06-06-2013, 08:37 AM
sierraecho1 Wrote:The other people posting are fairly wrong on this account. ACE transcripts are sufficient. Whatever he hasn't translated into units at a college will fall onto his Joint Service Transcripts under the college level testing section. Even SAT/ACT scores go there too. It's pretty much a catch all for college activity. Once it converts to units however you choose to do it, it will be added again separately as a class under the appropriate heading. I only know this because I'm actively doing it. Now for meritorious advancement based on completed college, he must have actually been awarded credit for the course at the school. That would be the advantage to banking the credits. It should be 24 semester hours to go from E-1 to E-2 and 48 semester hours to go from E-1 to E-3. Starting out at the higher paygrade would balance out the cost of banking the credits and also speed up his overall advancement in the military. :0)
Thanks for posting sierraecho1.
So, here is what my son has:
Here is what he has:
FEMA, 9 (not on an ACE or college transcript)
Community College, 3 (college transcript)

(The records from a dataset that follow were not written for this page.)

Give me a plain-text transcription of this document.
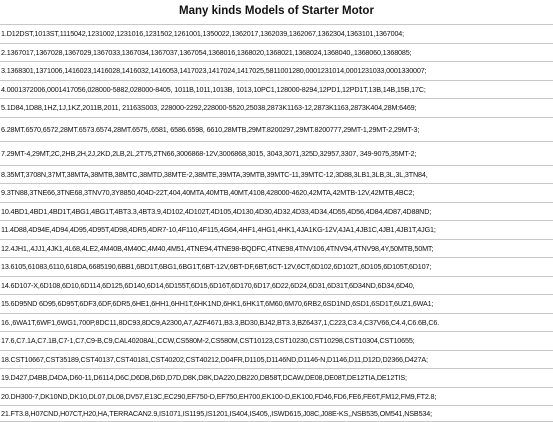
Many kinds Models of Starter Motor
1.D12DST,1013ST,1115042,1231002,1231016,1231502,1261001,1350022,1362017,1362039,1362067,1362304,1363101,1367004;
2.1367017,1367028,1367029,1367033,1367034,1367037,1367054,1368016,1368020,1368021,1368024,1368040,,1368060,1368085;
3.1368301,1371006,1416023,1416028,1416032,1416053,1417023,1417024,1417025,5811001280,0001231014,0001231033,0001330007;
4.0001372006,0001417056,028000-5882,028000-8405, 1011B,1011,1013B, 1013,10PC1,128000-8294,12PD1,12PD1T,13B,14B,15B,17C;
5.1D84,1D88,1HZ,1J,1KZ,2011B,2011, 21163S003, 228000-2292,228000-5520,25038,2873K1163-12,2873K1163,2873K404,28M:6469;
6.28MT.6570,6572,28MT.6573.6574,28MT.6575,.6581, 6586.6598, 6610,28MTB,29MT.8200297,29MT.8200777,29MT-1,29MT-2,29MT-3;
7.29MT-4,29MT,2C,2HB,2H,2J,2KD,2LB,2L,2T75,2TN66,3006868-12V,3006868,3015, 3043,3071,325D,32957,3307, 349-9075,35MT-2;
8.35MT,3708N,37MT,38MTA,38MTB,38MTC,38MTD,38MTE-2,38MTE,39MTA,39MTB,39MTC-11,39MTC-12,3D88,3LB1,3LB,3L,3L,3TN84,
9.3TN88,3TNE66,3TNE68,3TNV70,3Y8850,404D-22T,404,40MTA,40MTB,40MT,4108,428000-4620,42MTA,42MTB-12V,42MTB,4BC2;
10.4BD1,4BD1,4BD1T,4BG1,4BG1T,4BT3.3,4BT3.9,4D102,4D102T,4D105,4D130,4D30,4D32,4D33,4D34,4D55,4D56,4D84,4D87,4D88ND;
11.4D88,4D94E,4D94,4D95,4D95T,4D98,4DR5,4DR7-10,4F110,4F115,4G64,4HF1,4HG1,4HK1,4JA1KG-12V,4JA1,4JB1C,4JB1,4JB1T,4JG1;
12.4JH1,,4JJ1,4JK1,4L68,4LE2,4M40B,4M40C,4M40,4M51,4TNE94,4TNE98-BQDFC,4TNE98,4TNV106,4TNV94,4TNV98,4Y,50MTB,50MT;
13.6105,61083,6110,618DA,6685190,6BB1,6BD1T,6BG1,6BG1T,6BT-12V,6BT-DF,6BT,6CT-12V,6CT,6D102,6D102T,,6D105,6D105T,6D107;
14.6D107-X,6D108,6D10,6D114,6D125,6D140,6D14,6D155T,6D15,6D16T,6D170,6D17,6D22,6D24,6D31,6D31T,6D34ND,6D34,6D40,
15.6D95ND 6D95,6D95T,6DF3,6DF,6DR5,6HE1,6HH1,6HH1T,6HK1ND,6HK1,6HK1T,6M60,6M70,6RB2,6SD1ND,6SD1,6SD1T,6UZ1,6WA1;
16.,6WA1T,6WF1,6WG1,700P,8DC11,8DC93,8DC9,A2300,A7,AZF4671,B3.3,BD30,BJ42,BT3.3,BZ6437,1,C223,C3.4,C37V66,C4.4,C6.6B,C6.
17.6,C7.1A,C7.1B,C7-1,C7,C9-B,C9,CAL40208AL,CCW,CS580M-2,CS580M,CST10123,CST10230,CST10298,CST10304,CST10655;
18.CST10667,CST35189,CST40137,CST40181,CST40202,CST40212,D04FR,D1105,D1146ND,D1146-N,D1146,D11,D12D,D2366,D427A;
19.D427,D4BB,D4DA,D60-11,D6114,D6C,D6DB,D6D,D7D,D8K,D8K,DA220,DB220,DB58T,DCAW,DE08,DE08T,DE12TIA,DE12TIS;
20.DH300-7,DK10ND,DK10,DL07,DL08,DV57,E13C,EC290,EF750-D,EF750,EH700,EK100-D,EK100,FD46,FD6,FE6,FE6T,FM12,FM9,FT2.8;
21.FT3.8,H07CND,H07CT,H20,HA,TERRACAN2.9,IS1071,IS1195,IS1201,IS404,IS405,,ISWD615,J08C,J08E-KS,,NSB535,OM541,NSB534;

ALEKS, 12 (ACE transcript)
Straighterline, 3 (ACE transcript)
CLEP, 6 (college board transcript)
So, what I'm trying to figure out, is how to consolidate everything into one source, and it seems as if 24 is the "magic number." In other words, he has 24 without his FEMA. So, if I'm reading you correctly, additional effort and cost of getting those 9 FEMA "might not" really be worth it if he's already at 24? I ask because despite all my efforts, I keep coming back to TESC as the only way to get absolutely everything into one transcript. And, the way we would do it, is to enroll and then not-complete, for a cost of almost $3000. I was cautioned AGAINST using the TESC credit bank, and I am not a credit bank fan because it DOESNT work in the real world. I want to be smart and get these on a college transcript, not a bank. So, if I removed the FEMA from my worries for him, we could simply use "any" community college that accepts CLEP, transfer, and ACE? Does that sound right?